ARCHIV – ZUR ANNAHME DER MOTION RECHTSVORBEIFAHREN AUF AUTOBAHNEN UND AUTOSTRASSEN DURCH DEN NATIONAL- UND STAENDERAT AM MITTWOCH, 13. JUNI 2018, STELLEN WIR IHNEN FOLGENDES BILDMATERIAL ZUR VERFUEGUNG -- Highway A1 and viaduct Felsenau, facing southwards, photographed in Bern, Switzerland, on October 6, 2015. (KEYSTONE/Gaetan Bally)

Der Felsenauviadukt der Autobahn A1 in Richtung Sueden aufgenommen am 6. Oktober 2015 in Bern. (KEYSTONE/Gaetan Bally)

Bild: KEYSTONE

Jahr für Jahr verursacht der Verkehr in der Schweiz ungedeckte Kosten in Milliardenhöhe. Den Preis zahlen die Allgemeinheit oder künftige Generationen. Einzig beim Langsamverkehr übersteigt der Nutzen die externen Kosten.

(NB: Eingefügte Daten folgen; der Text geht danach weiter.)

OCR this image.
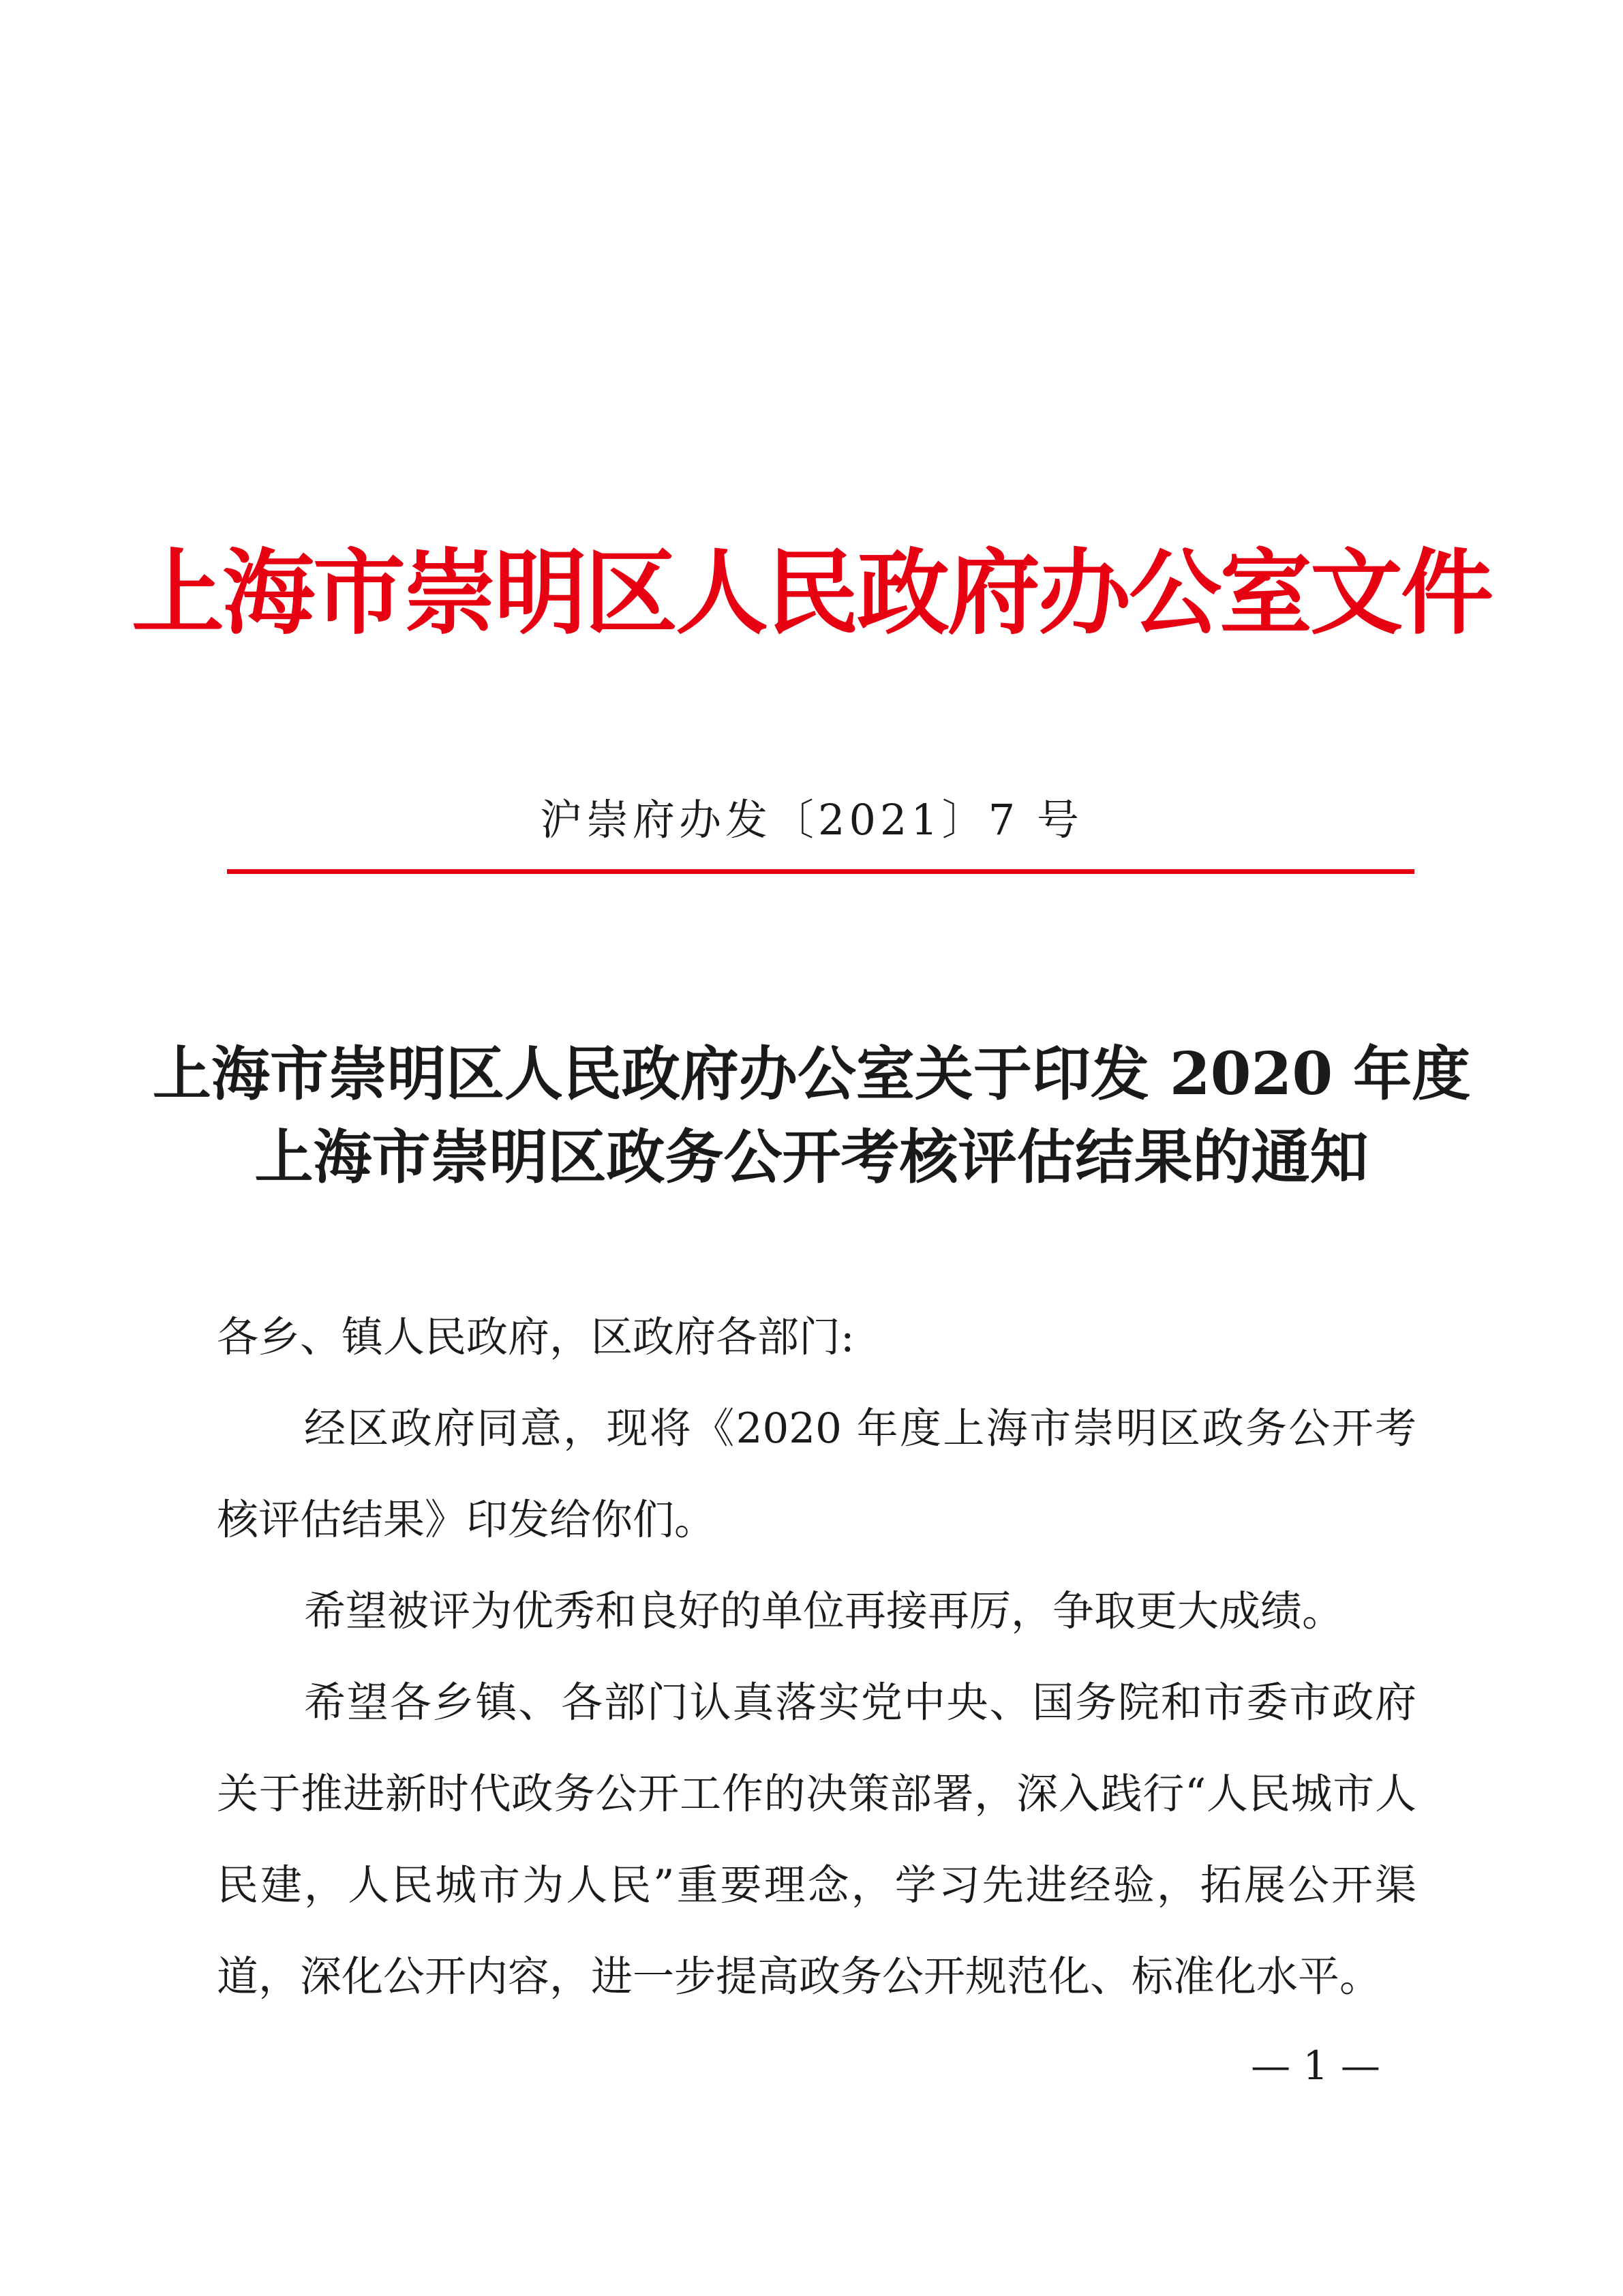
上海市崇明区人民政府办公室文件
沪崇府办发〔2021〕7 号
上海市崇明区人民政府办公室关于印发 2020 年度
上海市崇明区政务公开考核评估结果的通知

各乡、镇人民政府，区政府各部门:

经区政府同意，现将《2020 年度上海市崇明区政务公开考核评估结果》印发给你们。

希望被评为优秀和良好的单位再接再厉，争取更大成绩。

希望各乡镇、各部门认真落实党中央、国务院和市委市政府关于推进新时代政务公开工作的决策部署，深入践行“人民城市人民建，人民城市为人民”重要理念，学习先进经验，拓展公开渠道，深化公开内容，进一步提高政务公开规范化、标准化水平。

— 1 —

2015 hinterliessen Verkehrsteilnehmerinnen und Verkehrsteilnehmer Umwelt-, Gesundheits- und nicht gedeckte Unfallschäden in Höhe von 12.8 Milliarden Franken, wie das Bundesamt für Raumentwicklung (ARE) am Donnerstag mitteilte. Diese Kosten schlagen sich nicht im Preis der Mobilität nieder und werden deshalb als extern bezeichnet.

Den Grossteil der Kosten verursachte mit 9.2 Milliarden Franken der private Motorfahrzeugverkehr. Dem Langsamverkehr wird eine knappe Milliarde angelastet. Bei Fussgängern und Velofahrenden sind es vor allem nicht selber getragene Unfallkosten, die zu Buche schlagen. Beim motorisierten Privatverkehr hingegen entfällt der grösste Brocken auf Lärm und Luftverschmutzung.

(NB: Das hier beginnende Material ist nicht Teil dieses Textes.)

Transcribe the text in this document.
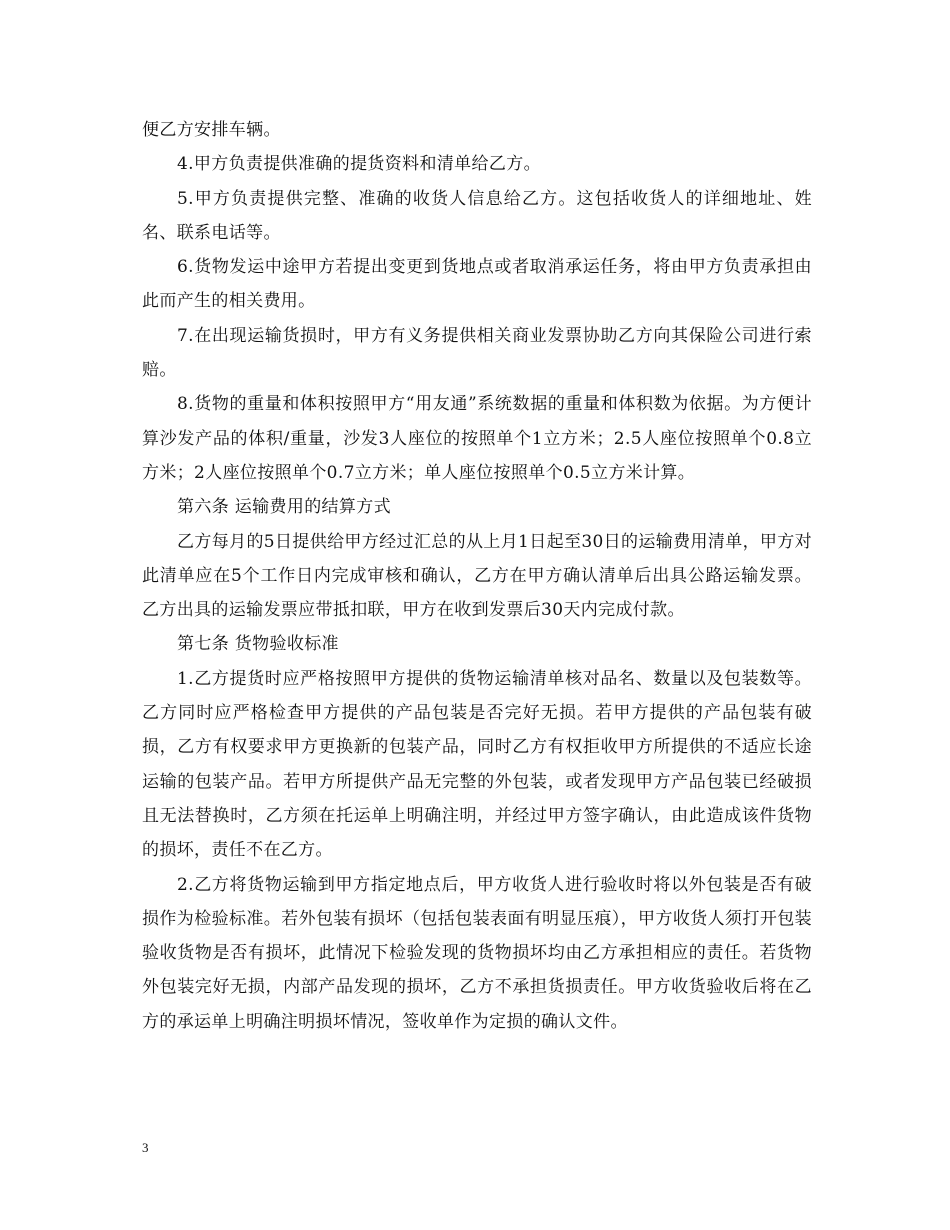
便乙方安排车辆。

4.甲方负责提供准确的提货资料和清单给乙方。

5.甲方负责提供完整、准确的收货人信息给乙方。这包括收货人的详细地址、姓名、联系电话等。

6.货物发运中途甲方若提出变更到货地点或者取消承运任务，将由甲方负责承担由此而产生的相关费用。

7.在出现运输货损时，甲方有义务提供相关商业发票协助乙方向其保险公司进行索赔。

8.货物的重量和体积按照甲方“用友通”系统数据的重量和体积数为依据。为方便计算沙发产品的体积/重量，沙发3人座位的按照单个1立方米；2.5人座位按照单个0.8立方米；2人座位按照单个0.7立方米；单人座位按照单个0.5立方米计算。

第六条 运输费用的结算方式

乙方每月的5日提供给甲方经过汇总的从上月1日起至30日的运输费用清单，甲方对此清单应在5个工作日内完成审核和确认，乙方在甲方确认清单后出具公路运输发票。乙方出具的运输发票应带抵扣联，甲方在收到发票后30天内完成付款。

第七条 货物验收标准

1.乙方提货时应严格按照甲方提供的货物运输清单核对品名、数量以及包装数等。乙方同时应严格检查甲方提供的产品包装是否完好无损。若甲方提供的产品包装有破损，乙方有权要求甲方更换新的包装产品，同时乙方有权拒收甲方所提供的不适应长途运输的包装产品。若甲方所提供产品无完整的外包装，或者发现甲方产品包装已经破损且无法替换时，乙方须在托运单上明确注明，并经过甲方签字确认，由此造成该件货物的损坏，责任不在乙方。

2.乙方将货物运输到甲方指定地点后，甲方收货人进行验收时将以外包装是否有破损作为检验标准。若外包装有损坏（包括包装表面有明显压痕），甲方收货人须打开包装验收货物是否有损坏，此情况下检验发现的货物损坏均由乙方承担相应的责任。若货物外包装完好无损，内部产品发现的损坏，乙方不承担货损责任。甲方收货验收后将在乙方的承运单上明确注明损坏情况，签收单作为定损的确认文件。

3
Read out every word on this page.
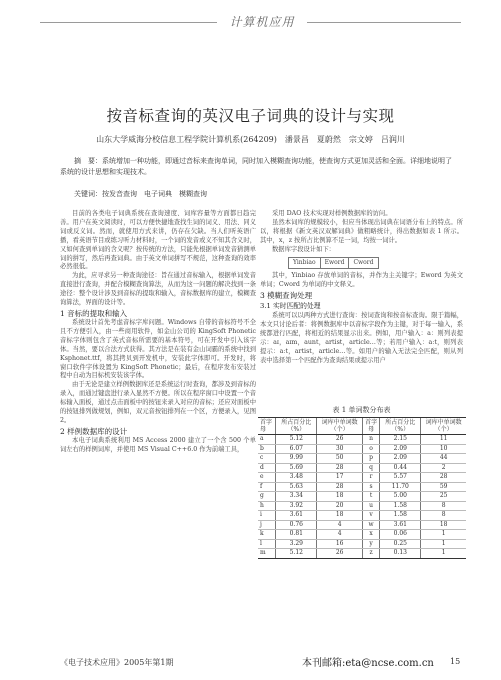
计算机应用
按音标查询的英汉电子词典的设计与实现
山东大学威海分校信息工程学院计算机系(264209)　潘景昌　夏蔚然　宗文婷　吕润川

摘　要：系统增加一种功能，即通过音标来查询单词，同时加入模糊查询功能，使查询方式更加灵活和全面。详细地说明了系统的设计思想和实现技术。

关键词：按发音查询　电子词典　模糊查询

目前的各类电子词典系统在查询速度、词库容量等方面都日趋完善。用户在英文阅读时，可以方便快捷地查找生词的词义、用法、同义词或反义词。然而，就使用方式来讲，仍存在欠缺。当人们听英语广播，看英语节目或练习听力材料时，一个词的发音或义不知其含义时，又如何查到单词的含义呢？按传统的方法，只能先根据单词发音猜测单词的拼写，然后再查词典。由于英文单词拼写不规范，这种查询的效率必然很低。

为此，应寻求另一种查询途径：旨在通过音标输入，根据单词发音直接进行查询，并配合模糊查询算法，从而为这一问题的解决找到一条途径：整个设计涉及到音标的提取和输入，音标数据库的建立，模糊查询算法，界面的设计等。

1 音标的提取和输入

系统设计首先考虑音标字库问题。Windows 自带的音标符号不全且不方便引入，由一些商用软件，如金山公司的 KingSoft Phonetic 音标字体则包含了英式音标所需要的基本符号，可在开发中引入该字体。当然，要以合法方式获得。其方法是在装有金山词霸的系统中找到 Ksphonet.ttf，将其拷贝到开发机中，安装此字体即可。开发时，将窗口软件字体设置为 KingSoft Phonetic；最后，在程序发布安装过程中自动为目标机安装该字体。

由于无论是建立样例数据库还是系统运行时查询，都涉及到音标的录入，而通过键盘进行录入显然不方便。所以在程序窗口中设置一个音标输入面板，通过点击面板中的按钮来录入对应的音标；还应对面板中的按钮排列做规划，例如，双元音按钮排列在一个区，方便录入，见图 2。

2 样例数据库的设计

本电子词典系统利用 MS Access 2000 建立了一个含 500 个单词左右的样例词库，并使用 MS Visual C++6.0 作为前端工具，

采用 DAO 技术实现对样例数据库的访问。

虽然本词库的规模较小，但应当体现出词典在词语分布上的特点。所以，将根据《新文英汉双解词典》做粗略统计，得出数据如表 1 所示。其中，x，z 按所占比例算不足一词，均按一词计。

数据库字段设计如下：

Yinbiao	Eword	Cword

其中，Yinbiao 存放单词的音标，并作为主关键字；Eword 为英文单词；Cword 为单词的中文释义。

3 模糊查询处理
3.1 实时匹配的处理

系统可以以两种方式进行查询：按词查询和按音标查询。限于篇幅，本文只讨论后者：将例数据库中以音标字段作为主键，对于每一输入，系统都进行匹配，将相近的结果显示出来。例如，用户输入：a：则列表提示：aɪ，aɪm，aunt，artist，article…等；若用户输入：aːt，则列表提示：aːt，artist，article…等。如用户的输入无法完全匹配，则从列表中选择第一个匹配作为查询结果或提示用户

表 1 单词数分布表
首字母	所占百分比（%）	词库中单词数（个）	首字母	所占百分比（%）	词库中单词数（个）
a	5.12	26	n	2.15	11
b	6.07	30	o	2.09	10
c	9.99	50	p	2.09	44
d	5.69	28	q	0.44	2
e	3.48	17	r	5.57	28
f	5.63	28	s	11.70	59
g	3.34	18	t	5.00	25
h	3.92	20	u	1.58	8
i	3.61	18	v	1.58	8
j	0.76	4	w	3.61	18
k	0.81	4	x	0.06	1
l	3.29	16	y	0.25	1
m	5.12	26	z	0.13	1
《电子技术应用》2005年第1期	本刊邮箱:eta@ncse.com.cn 15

Im Luftverkehr entstehen die 1.2 Milliarden Franken an externen Kosten hauptsächlich wegen des CO2-Ausstosses. Der Schienenverkehr wiederum ist für externe Kosten in der Höhe von 1.1 Milliarden verantwortlich, der Schiffsverkehr für knapp 100 Millionen Franken.

Langsamverkehr nutzt auch anderen

Auch externe Nutzen hat das ARE berechnet. Vorab profitieren Fussgänger und Radfahrende selber durch eine bessere Gesundheit. Ein Teil des Nutzens kommt aber auch Dritten oder der Allgemeinheit zu Gute, dies in Form von weniger krankheitsbedingten Ausfällen bei der Arbeit und geringerer Belastung der Sozialversicherungen.

Der Nutzenüberschuss des Langsamverkehrs, also die Differenz zwischen seinen externen Nutzen und Kosten, beläuft sich für 2015 auf knapp 400 Millionen Franken. Er fällt insbesondere dank den Fussgängerinnen und Fussgängern an, bei den Velofahrenden halten sich externe Kosten und Nutzen ungefähr die Waage.

Zwischen 2010 und 2015 sind die externen Kosten des Verkehrs von 12.0 auf 12.8 Milliarden Franken leicht gewachsen. Kostensteigernd wirkten der Mehrverkehr, das Bevölkerungswachstum und die höhere Anzahl Gebäude, welche den negativen Auswirkungen des Verkehrs ausgesetzt sind. Einen kostenmindernden Einfluss hatten rückläufige Unfallzahlen und die verbesserte Motorentechnik, die die Emissionen sinken liess. (sda)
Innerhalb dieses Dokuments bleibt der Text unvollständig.